Apresentação

Sabemos que o Brasil é um país repleto de tensões e contradições que, desde a sua formação, articula o moderno e o arcaico nas mais variadas formas de realização da vida. Frente a esse contexto a equipe de educadores da Escola Vera Cruz se propõe a pensar sobre a seguinte questão: Como colocar em foco esta particularidade da sociedade brasileira nos estudos dos nossos alunos do 2º. ano?

São muitos os encaminhamentos da série que lidam com essa questão tão complexa, mas um trabalho que se destaca no tratamento dessa complexidade foi o Estudo do Meio de 2017. Neste trabalho de investigação, os estudantes dialogam constantemente com este desafio a partir de um projeto interdisciplinar de Biologia, Geografia, História, Física e Química de estudo do meio para o interior do Estado de São Paulo. Acreditamos que os projetos interdisciplinares carregam em si a potência e os saberes específicos de cada área para, conjuntamente, ativarem o desejo, em nossos alunos, de conhecer e aprender sobre a sociedade brasileira.

Neste projeto investigamos a complexidade do campo brasileiro, a partir da análise da produção de agrocombustíveis e de alimentos. Para isso, visitamos uma agroindústria do setor sucroalcooleiro, em Américo Braziliense; um assentamento rural, em Araraquara; um acampamento rural, em Boa Esperança do Sul e duas fazendas que produzem no modelo agroflorestal em Orlândia e Itirapina.

Este trabalho colocou os alunos diante de várias questões, tais como: Por que o Brasil se tornou um dos maiores produtores de agrocombustíveis do mundo? Quais são os impactos socioambientais desta produção em larga escala? Como são as condições de trabalho desta cadeia produtiva? Esta produção tem alterado a estrutura fundiária de nosso território? É possível conciliar a produção de commodities e a produção de alimentos? Qual tem sido o papel da ciência e da tecnologia nestes novos contextos produtivos do campo? Quais são as consequências dos trabalhos braçais na saúde do trabalhador rural?

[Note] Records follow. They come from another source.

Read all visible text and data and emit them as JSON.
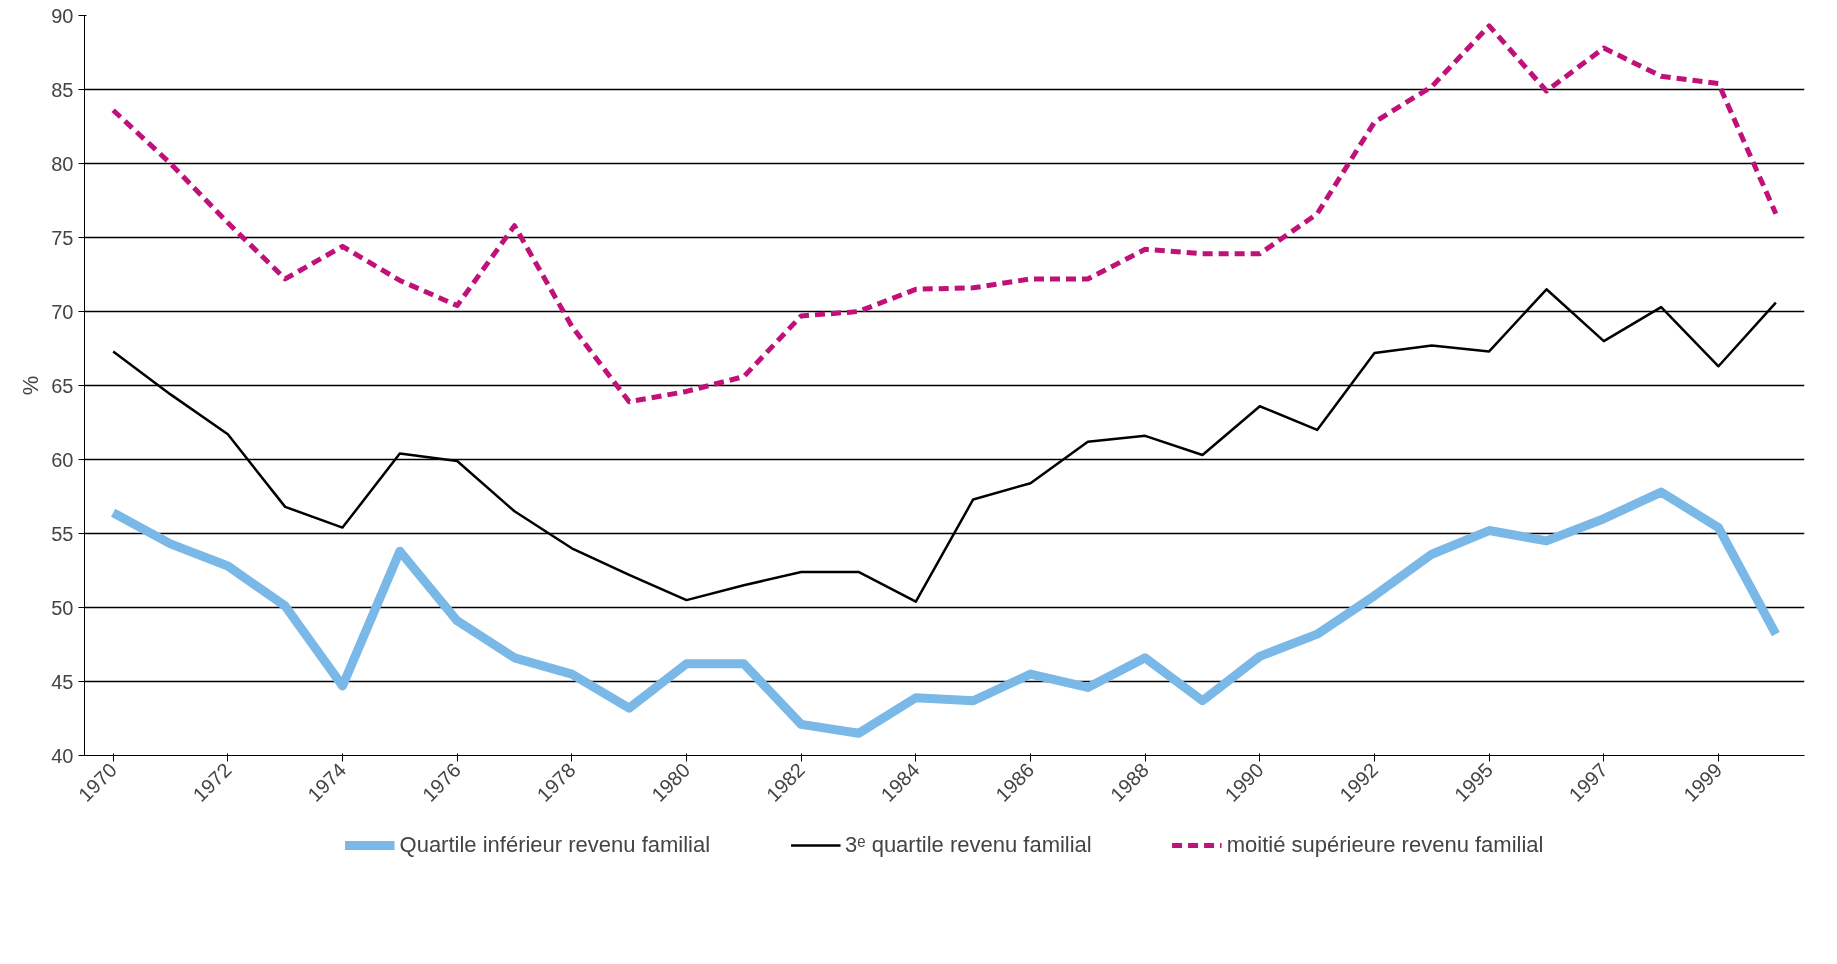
{
  "chart_data": {
    "type": "line",
    "ylabel": "%",
    "categories": [
      "1970",
      null,
      "1972",
      null,
      "1974",
      null,
      "1976",
      null,
      "1978",
      null,
      "1980",
      null,
      "1982",
      null,
      "1984",
      null,
      "1986",
      null,
      "1988",
      null,
      "1990",
      null,
      "1992",
      null,
      "1995",
      null,
      "1997",
      null,
      "1999",
      null
    ],
    "series": [
      {
        "name": "Quartile inférieur revenu familial",
        "color": "#7ab8e8",
        "line_style": "solid",
        "values": [
          56.4,
          54.3,
          52.8,
          50.1,
          44.7,
          53.8,
          49.1,
          46.6,
          45.5,
          43.2,
          46.2,
          46.2,
          42.1,
          41.5,
          43.9,
          43.7,
          45.5,
          44.6,
          46.6,
          43.7,
          46.7,
          48.2,
          50.8,
          53.6,
          55.2,
          54.5,
          56.0,
          57.8,
          55.4,
          48.2
        ]
      },
      {
        "name": "3ᵉ quartile revenu familial",
        "color": "#000000",
        "line_style": "solid",
        "values": [
          67.3,
          64.4,
          61.7,
          56.8,
          55.4,
          60.4,
          59.9,
          56.5,
          54.0,
          52.2,
          50.5,
          51.5,
          52.4,
          52.4,
          50.4,
          57.3,
          58.4,
          61.2,
          61.6,
          60.3,
          63.6,
          62.0,
          67.2,
          67.7,
          67.3,
          71.5,
          68.0,
          70.3,
          66.3,
          70.6
        ]
      },
      {
        "name": "moitié supérieure revenu familial",
        "color": "#c0117a",
        "line_style": "dashed",
        "values": [
          83.6,
          80.0,
          76.0,
          72.2,
          74.4,
          72.1,
          70.4,
          75.8,
          69.0,
          63.9,
          64.6,
          65.6,
          69.7,
          70.0,
          71.5,
          71.6,
          72.2,
          72.2,
          74.2,
          73.9,
          73.9,
          76.6,
          82.8,
          85.2,
          89.3,
          84.9,
          87.8,
          85.9,
          85.4,
          76.6
        ]
      }
    ],
    "ylim": [
      40,
      90
    ],
    "yticks": [
      40,
      45,
      50,
      55,
      60,
      65,
      70,
      75,
      80,
      85,
      90
    ],
    "grid": "y",
    "legend": "bottom",
    "marker": "none"
  }
}
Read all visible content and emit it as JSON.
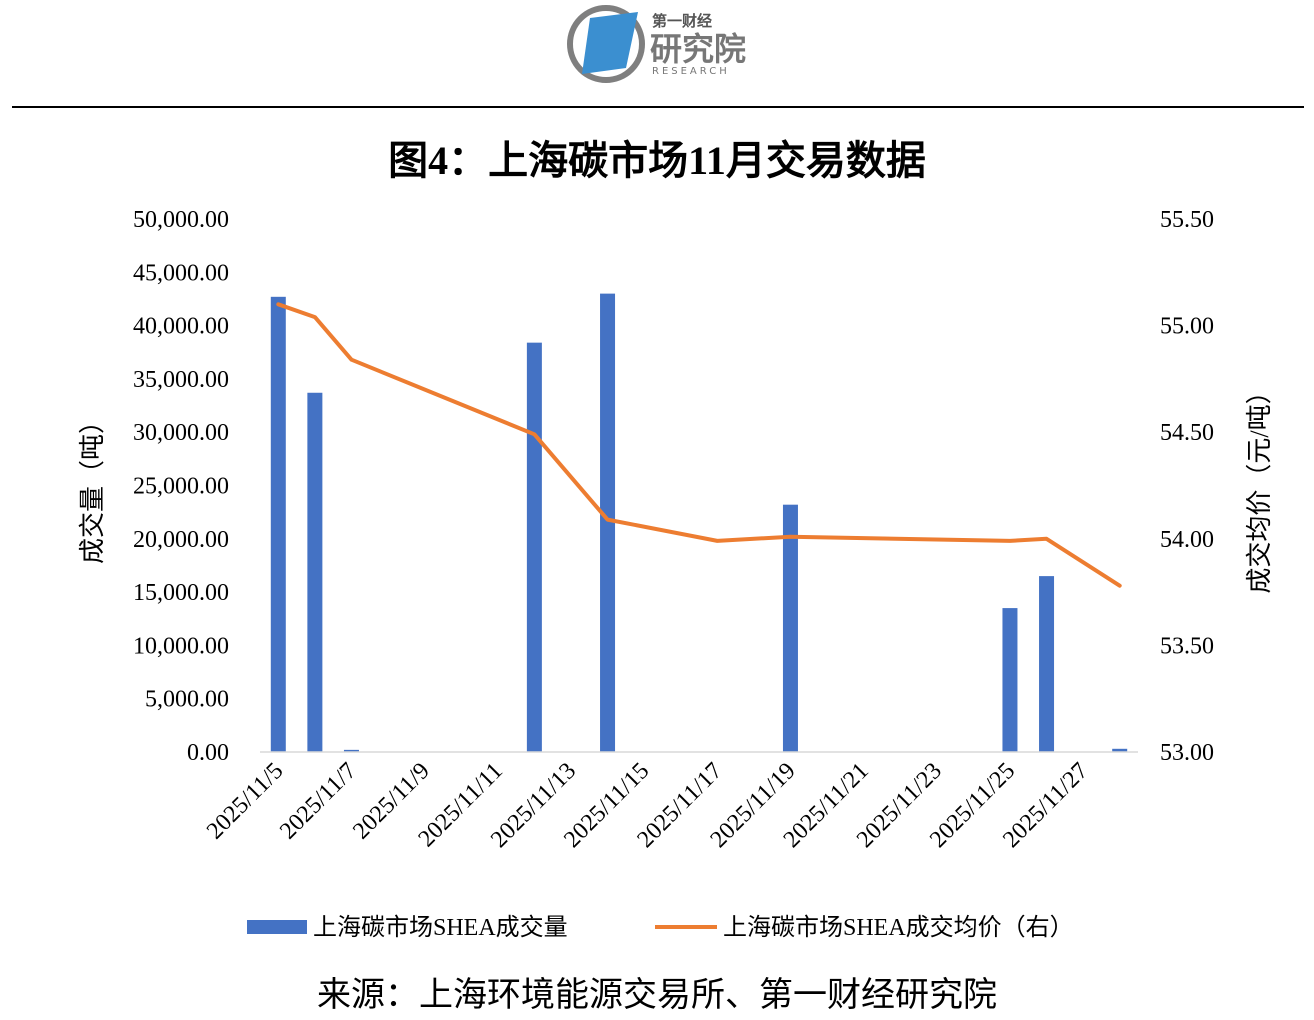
{
  "logo": {
    "brand_top": "第一财经",
    "brand_main": "研究院",
    "brand_en": "RESEARCH"
  },
  "chart_data": {
    "type": "bar+line",
    "title": "图4：上海碳市场11月交易数据",
    "x_dates": [
      "2025/11/5",
      "2025/11/6",
      "2025/11/7",
      "2025/11/8",
      "2025/11/9",
      "2025/11/10",
      "2025/11/11",
      "2025/11/12",
      "2025/11/13",
      "2025/11/14",
      "2025/11/15",
      "2025/11/16",
      "2025/11/17",
      "2025/11/18",
      "2025/11/19",
      "2025/11/20",
      "2025/11/21",
      "2025/11/22",
      "2025/11/23",
      "2025/11/24",
      "2025/11/25",
      "2025/11/26",
      "2025/11/27",
      "2025/11/28"
    ],
    "x_tick_labels": [
      "2025/11/5",
      "2025/11/7",
      "2025/11/9",
      "2025/11/11",
      "2025/11/13",
      "2025/11/15",
      "2025/11/17",
      "2025/11/19",
      "2025/11/21",
      "2025/11/23",
      "2025/11/25",
      "2025/11/27"
    ],
    "ylabel_left": "成交量（吨）",
    "ylabel_right": "成交均价（元/吨）",
    "left_ticks": [
      "0.00",
      "5,000.00",
      "10,000.00",
      "15,000.00",
      "20,000.00",
      "25,000.00",
      "30,000.00",
      "35,000.00",
      "40,000.00",
      "45,000.00",
      "50,000.00"
    ],
    "right_ticks": [
      "53.00",
      "53.50",
      "54.00",
      "54.50",
      "55.00",
      "55.50"
    ],
    "ylim_left": [
      0,
      50000
    ],
    "ylim_right": [
      53.0,
      55.5
    ],
    "grid": false,
    "legend_position": "bottom",
    "series": [
      {
        "name": "上海碳市场SHEA成交量",
        "axis": "left",
        "kind": "bar",
        "color": "#4472C4",
        "points": [
          {
            "x": "2025/11/5",
            "y": 42700
          },
          {
            "x": "2025/11/6",
            "y": 33700
          },
          {
            "x": "2025/11/7",
            "y": 200
          },
          {
            "x": "2025/11/12",
            "y": 38400
          },
          {
            "x": "2025/11/14",
            "y": 43000
          },
          {
            "x": "2025/11/19",
            "y": 23200
          },
          {
            "x": "2025/11/25",
            "y": 13500
          },
          {
            "x": "2025/11/26",
            "y": 16500
          },
          {
            "x": "2025/11/28",
            "y": 300
          }
        ]
      },
      {
        "name": "上海碳市场SHEA成交均价（右）",
        "axis": "right",
        "kind": "line",
        "color": "#ED7D31",
        "points": [
          {
            "x": "2025/11/5",
            "y": 55.1
          },
          {
            "x": "2025/11/6",
            "y": 55.04
          },
          {
            "x": "2025/11/7",
            "y": 54.84
          },
          {
            "x": "2025/11/12",
            "y": 54.49
          },
          {
            "x": "2025/11/14",
            "y": 54.09
          },
          {
            "x": "2025/11/17",
            "y": 53.99
          },
          {
            "x": "2025/11/19",
            "y": 54.01
          },
          {
            "x": "2025/11/25",
            "y": 53.99
          },
          {
            "x": "2025/11/26",
            "y": 54.0
          },
          {
            "x": "2025/11/28",
            "y": 53.78
          }
        ]
      }
    ]
  },
  "footer": {
    "source": "来源：上海环境能源交易所、第一财经研究院"
  }
}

Buscar responder a tais perguntas exigiu um trabalho de fôlego que teve início antes da viagem com a leitura de textos, interpretação de dados, elaboração de roteiros de entrevistas, levantamentos bibliográficos e definição das questões que nortearam o processo investigativo de cada grupo de trabalho.

Durante nosso trabalho de campo os alunos realizaram entrevistas, registros fotográficos, coletas de dados, participaram de palestras e discussões e tiveram contato com os mais diferentes atores sociais envolvidos nestes processos produtivos do campo brasileiro.

Após a viagem, que ocorreu em maio, novos desafios vieram: precisaram interpretar e analisar o que viram e ouviram para dar sentido ao grande conjunto de informações que dispunham.

Novamente foram colocados diante de mais um desafio: como comunicar tudo aquilo que aprenderam a partir da elaboração de um artigo científico, uma apresentação oral, bem como desse site.

Da perspectiva dos educadores, foi evidente o crescimento do grupo de alunos ao longo desse processo, que, além de conceitualmente muito rico possibilitou uma orientação metodológica e uma ampla discussão sobre diferentes e multiletradas possibilidades de produção e divulgação do conhecimento, permitindo, aos alunos, se relacionar com o conhecimento de maneira mais profunda e crítica.

Apresentamos neste site um pouco deste percurso de trabalho que foi tão rico e intenso para a formação dos nossos jovens diante do desafio de pensar as possibilidades de construção de uma sociedade mais justa e mais democrática.